Space and Culture India June 20, 2026 P Kadek Wulandari Laksmi, P Komang Widhya Sedana Putra, Ign Oka Ariwangsa

Belief in mystical illness, including witchcraft and spirit possession, is positively associated with both work productivity and economic life among economically active individuals in Denpasar, Bali. Work productivity partially mediates this relationship, and religious education moderates the link between belief and economic outcomes, though the moderating effect is modest yet statistically significant. These beliefs do not solely constrain economic performance but form part of a cultural system that can coexist with productive economic activity. The study used data from 200 individuals and PLS-SEM analysis, highlighting the need to incorporate cultural and spiritual dimensions into economic behavior analyses.

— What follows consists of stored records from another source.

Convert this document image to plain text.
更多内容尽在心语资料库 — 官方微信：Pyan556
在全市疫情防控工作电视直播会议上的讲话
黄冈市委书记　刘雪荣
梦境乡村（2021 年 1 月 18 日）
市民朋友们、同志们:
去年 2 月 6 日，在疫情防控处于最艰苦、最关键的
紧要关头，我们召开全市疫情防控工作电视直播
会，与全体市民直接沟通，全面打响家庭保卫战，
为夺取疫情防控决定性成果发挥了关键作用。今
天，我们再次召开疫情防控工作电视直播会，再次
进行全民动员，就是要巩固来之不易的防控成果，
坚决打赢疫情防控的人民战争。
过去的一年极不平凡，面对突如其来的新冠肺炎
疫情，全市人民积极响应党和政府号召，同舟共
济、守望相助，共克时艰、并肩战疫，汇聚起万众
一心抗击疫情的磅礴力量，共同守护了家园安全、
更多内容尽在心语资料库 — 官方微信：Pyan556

Research Approaches in Esoteric Psychology: A Sevenfold Taxonomy and the Case for First-Person Phenomenology

Open MIND June 16, 2026 Jan Keppel Hesselink

The academic study of Western esotericism has developed six research approaches over the past three decades, but a seventh—phenomenological-neurophenomenological—remains underdeveloped. This method brackets cultural and cosmological frameworks to produce a structural description of inner life. The paper proposes a sevenfold taxonomy, argues that the phenomenological approach best conveys a rigorous, first-person, cross-traditionally triangulated account of inner depth, and positions this method relative to Jacob Taubes's theological-hermeneutic reading, Gershom Scholem's decision to study mysticism without practicing it, and Wouter Hanegraaff's empirical-historical approach, each of which reaches a limit the phenomenological method is designed to cross.

An exploratory study of breathwork-induced altered states of consciousness in experienced practitioners: the airways to alteration (A2A) trial

Frontiers in Psychology June 10, 2026 Guy W. Fincham, Edward Caddye, Amy A. Kartar et al.

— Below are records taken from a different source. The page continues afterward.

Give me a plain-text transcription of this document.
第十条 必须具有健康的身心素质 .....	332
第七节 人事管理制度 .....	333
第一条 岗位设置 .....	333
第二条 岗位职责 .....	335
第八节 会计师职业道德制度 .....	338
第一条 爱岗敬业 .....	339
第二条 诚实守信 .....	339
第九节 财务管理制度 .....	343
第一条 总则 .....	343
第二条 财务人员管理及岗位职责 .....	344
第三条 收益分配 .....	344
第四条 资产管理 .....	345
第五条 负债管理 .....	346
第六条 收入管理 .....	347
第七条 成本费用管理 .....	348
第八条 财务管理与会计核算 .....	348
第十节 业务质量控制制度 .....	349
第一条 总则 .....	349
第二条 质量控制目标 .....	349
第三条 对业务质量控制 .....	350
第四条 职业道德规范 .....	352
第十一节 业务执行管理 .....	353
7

A single session of high ventilation breathwork produced larger altered states of consciousness—including mystical experience, emotional breakthrough, and feelings of oneness—than body scan meditation in 24 healthy adults. One week later, breathwork was associated with greater psychological insight and self-reported behavioral change. Both groups showed improvements in stress, anxiety, depression, and well-being over time. These preliminary findings suggest breathwork can induce psychedelic-like effects and support further confirmatory research.

Dynamic Neural State Transitions Predict Psychedelic Phenomenal Richness: Magnitude, Not Direction, Drives Subjective Intensity

Zenodo (CERN European Organization for Nuclear Research) June 9, 2026 Emma Dobbin

During psychedelic experiences induced by DMT, the intensity of altered consciousness—particularly feelings of disembodiment and out-of-body experiences—is predicted by how much the brain's neural state changes over time, not by any fixed level of brain activity. Static measures of neural integration and complexity showed no link to subjective richness. Instead, the magnitude of neural state transitions, whether increasing or decreasing, correlated with phenomenal intensity and ego dissolution. This suggests that conscious richness depends on dynamic exploration of neural states rather than occupying a specific brain state, challenging static theories of consciousness.

Return of the sacred: Psychiatry's evolving relationship with spirituality.

Australasian psychiatry : bulletin of Royal Australian and New Zealand College of Psychiatrists June 5, 2026 Osama Bhatti, Mohammad Qasim Latifi

Psychiatry has long held an ambivalent stance toward religion and spirituality, recognizing their importance but remaining cautious about integrating them into clinical practice. This article examines the historical, conceptual, and clinical tensions surrounding spirituality in psychiatry, particularly in light of renewed interest from contemporary psychedelic research. The authors discuss definitions, diagnostic categories, and evidence linking spirituality and meaning to mental health. They explore how psychedelic-assisted therapies highlight both therapeutic potential and ethical risks in addressing existential suffering. Psychiatry faces a challenging opportunity to incorporate spiritual dimensions of distress without undermining scientific integrity, which will shape its future relationship with the sacred.